Non si esclude che siano professionisti di fuori gli autori del furto dell’orologio da 20mila euro a un imprenditore in pieno centro
PESCARA. È caccia aperta alla banda dei Rolex che lunedì pomeriggio, attorno alle 19, ha derubato di un orologio prestigioso Giuseppe Alfredo De Cecco, detto Bepi. L’imprenditore 72enne è stato preso di mira da una coppia di malviventi che potrebbe essere arrivata in città da fuori proprio per questo colpo. Un assalto-lampo da veri professionisti, durato pochissimi secondi, con nessuna sbavatura e quindi studiato nei minimi particolari: De Cecco stava rientrando a casa, in viale Kennedy, doveva entrare in auto nel garage, che dà sulla strada, ed era impegnato nella manovra di ingresso. In un attimo due persone si sono avvicinate con una moto e l’uomo seduto sulla parte posteriore ha sfilato il Rolex dal polso dell’imprenditore direttamente dal finestrino, agendo di soppiatto, in un soffio. Nessuna minaccia, nessuna violenza nei suoi confronti, con un’azione da esperti. La vittima del furto ha avuto giusto il tempo di realizzare l’accaduto e di vedere sparire i due da viale Kennedy con il suo orologio da ventimila euro, dopodiché ha lanciato l’allarme alla polizia.

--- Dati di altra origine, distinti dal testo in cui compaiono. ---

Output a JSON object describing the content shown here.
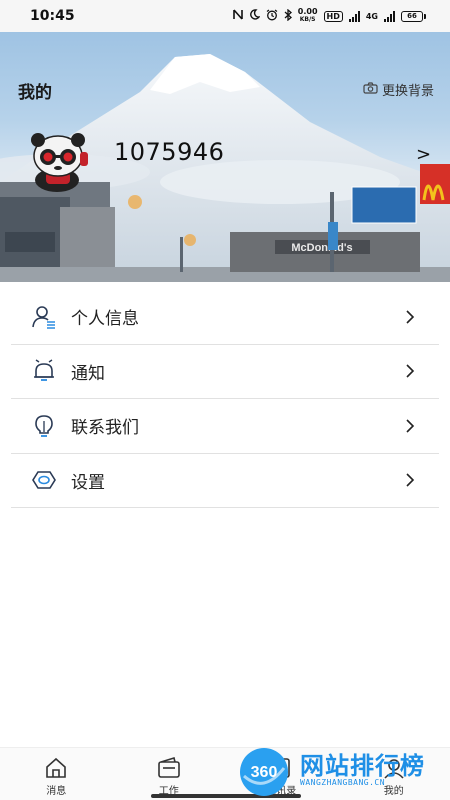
{
  "status_bar": {
    "time": "10:45",
    "net_speed_value": "0.00",
    "net_speed_unit": "KB/S",
    "hd_label": "HD",
    "network_label": "4G",
    "battery_level": "66"
  },
  "header": {
    "title": "我的",
    "change_background_label": "更换背景",
    "user_id": "1075946",
    "arrow": ">",
    "scene_sign_text": "McDonald's"
  },
  "menu": {
    "items": [
      {
        "label": "个人信息",
        "icon": "person-list-icon"
      },
      {
        "label": "通知",
        "icon": "bell-icon"
      },
      {
        "label": "联系我们",
        "icon": "lightbulb-icon"
      },
      {
        "label": "设置",
        "icon": "hexagon-eye-icon"
      }
    ]
  },
  "bottom_nav": {
    "items": [
      {
        "label": "消息",
        "icon": "home-icon"
      },
      {
        "label": "工作",
        "icon": "wallet-icon"
      },
      {
        "label": "通讯录",
        "icon": "contacts-icon"
      },
      {
        "label": "我的",
        "icon": "profile-icon"
      }
    ]
  },
  "watermark": {
    "logo_number": "360",
    "text": "网站排行榜",
    "sub": "WANGZHANGBANG.CN"
  },
  "colors": {
    "accent": "#1f8fe6",
    "icon_stroke": "#2a3a55",
    "divider": "#e1e1e1"
  }
}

Sono gli investigatori della squadra mobile, diretti da Gianluca Di Frischia, a dover dare un volto e un nome alla coppia che ha agito davanti casa De Cecco ma che nei minuti precedenti potrebbe aver seguito la vittima, dopo averne studiato gli spostamenti preventivamente o dopo aver ricevuto indicazioni precise da qualcuno ben informato. I rilievi, eseguiti dalla polizia scientifica, diranno di più sulla coppia e sul mezzo usato per arrivare lì e per la fuga, anche grazie all’esame delle telecamere della zona.
Furti di questo genere sono opera di specialisti, come quelli che si muovono da Napoli lungo lo “stivale” per mettere a segno colpi in serie. Spesso usando due scooter: il primo viene usato per colpire lo specchietto di un’auto, il secondo arriva quando l’automobilista apre il finestrino e in pochi secondi si ritrova senza orologio. I “rolexari” alimentano un mercato molto fiorente, quello nero, che deve soddisfare le tante esigenze di chi non riesce ad acquistare nel circuito legale, visto che i tempi di attesa dei rivenditori sono molto lunghi. (f.bu.)